Although it’s February and feels like winter — at least in my part of the country — February actually marks the beginning of spring in many East Asian countries. The Asian calendar is particularly sensitive to changes of season. When I think of writing about the seasons in poetry, the first form that comes to mind is the haiku and the most famous practitioner of its art, Basho.
Grass Sandals: The Travels of Basho by Dawnine Spivak, illustrated by Demi, is a delightful picture book that captures the essence of the wandering poet for children. In it, Basho is featured as a character embarking on a journey. Upon his hat, he writes: “Hat, I will soon show you cherry blossoms” and sets off. Of course, Basho has his adventures — not of the swash-buckling kind, mind you — and he records them in haiku. He wades in rivers, sits under ancient trees, sleeps on grass pillows, and swims in the ocean. This meandering but mindful wandering is presented on each page with images, haikus, and Chinese characters — kanji, as they are known in Japanese — for the most salient natural element presented in the poem. So in addition to being a good book about a famous historical figure, Grass Sandals teaches a little bit of kanji as well!

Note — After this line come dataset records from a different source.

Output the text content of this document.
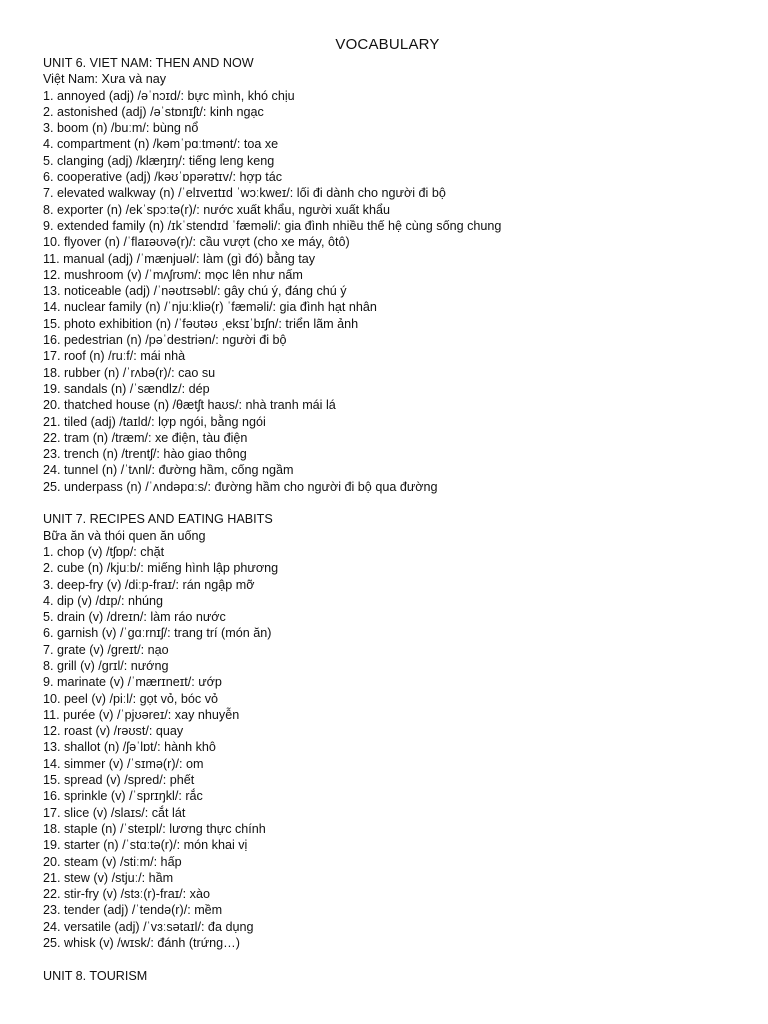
VOCABULARY
UNIT 6. VIET NAM: THEN AND NOW
Việt Nam: Xưa và nay
1. annoyed (adj) /əˈnɔɪd/: bực mình, khó chịu
2. astonished (adj) /əˈstɒnɪʃt/: kinh ngạc
3. boom (n) /buːm/: bùng nổ
4. compartment (n) /kəmˈpɑːtmənt/: toa xe
5. clanging (adj) /klæŋɪŋ/: tiếng leng keng
6. cooperative (adj) /kəʊˈɒpərətɪv/: hợp tác
7. elevated walkway (n) /ˈelɪveɪtɪd ˈwɔːkweɪ/: lối đi dành cho người đi bộ
8. exporter (n) /ekˈspɔːtə(r)/: nước xuất khẩu, người xuất khẩu
9. extended family (n) /ɪkˈstendɪd ˈfæməli/: gia đình nhiều thế hệ cùng sống chung
10. flyover (n) /ˈflaɪəʊvə(r)/: cầu vượt (cho xe máy, ôtô)
11. manual (adj) /ˈmænjuəl/: làm (gì đó) bằng tay
12. mushroom (v) /ˈmʌʃrʊm/: mọc lên như nấm
13. noticeable (adj) /ˈnəʊtɪsəbl/: gây chú ý, đáng chú ý
14. nuclear family (n) /ˈnjuːkliə(r) ˈfæməli/: gia đình hạt nhân
15. photo exhibition (n) /ˈfəʊtəʊ ˌeksɪˈbɪʃn/: triển lãm ảnh
16. pedestrian (n) /pəˈdestriən/: người đi bộ
17. roof (n) /ruːf/: mái nhà
18. rubber (n) /ˈrʌbə(r)/: cao su
19. sandals (n) /ˈsændlz/: dép
20. thatched house (n) /θætʃt haʊs/: nhà tranh mái lá
21. tiled (adj) /taɪld/: lợp ngói, bằng ngói
22. tram (n) /træm/: xe điện, tàu điện
23. trench (n) /trentʃ/: hào giao thông
24. tunnel (n) /ˈtʌnl/: đường hầm, cống ngầm
25. underpass (n) /ˈʌndəpɑːs/: đường hầm cho người đi bộ qua đường
UNIT 7. RECIPES AND EATING HABITS
Bữa ăn và thói quen ăn uống
1. chop (v) /tʃɒp/: chặt
2. cube (n) /kjuːb/: miếng hình lập phương
3. deep-fry (v) /diːp-fraɪ/: rán ngập mỡ
4. dip (v) /dɪp/: nhúng
5. drain (v) /dreɪn/: làm ráo nước
6. garnish (v) /ˈɡɑːrnɪʃ/: trang trí (món ăn)
7. grate (v) /ɡreɪt/: nạo
8. grill (v) /ɡrɪl/: nướng
9. marinate (v) /ˈmærɪneɪt/: ướp
10. peel (v) /piːl/: gọt vỏ, bóc vỏ
11. purée (v) /ˈpjʊəreɪ/: xay nhuyễn
12. roast (v) /rəʊst/: quay
13. shallot (n) /ʃəˈlɒt/: hành khô
14. simmer (v) /ˈsɪmə(r)/: om
15. spread (v) /spred/: phết
16. sprinkle (v) /ˈsprɪŋkl/: rắc
17. slice (v) /slaɪs/: cắt lát
18. staple (n) /ˈsteɪpl/: lương thực chính
19. starter (n) /ˈstɑːtə(r)/: món khai vị
20. steam (v) /stiːm/: hấp
21. stew (v) /stjuː/: hầm
22. stir-fry (v) /stɜː(r)-fraɪ/: xào
23. tender (adj) /ˈtendə(r)/: mềm
24. versatile (adj) /ˈvɜːsətaɪl/: đa dụng
25. whisk (v) /wɪsk/: đánh (trứng…)
UNIT 8. TOURISM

Illustrator Demi has drawn wonderful images of the traveling Basho on a background of washi — Japanese paper — to great effect. (You can see more of Demi’s artwork in the PaperTigers gallery.) The genial nature of the poet is well reflected in his expressions. Grass Sandals is a good introduction to the poet and the form, and a lovely Asian way of welcoming in a season that might not otherwise feel like spring at all!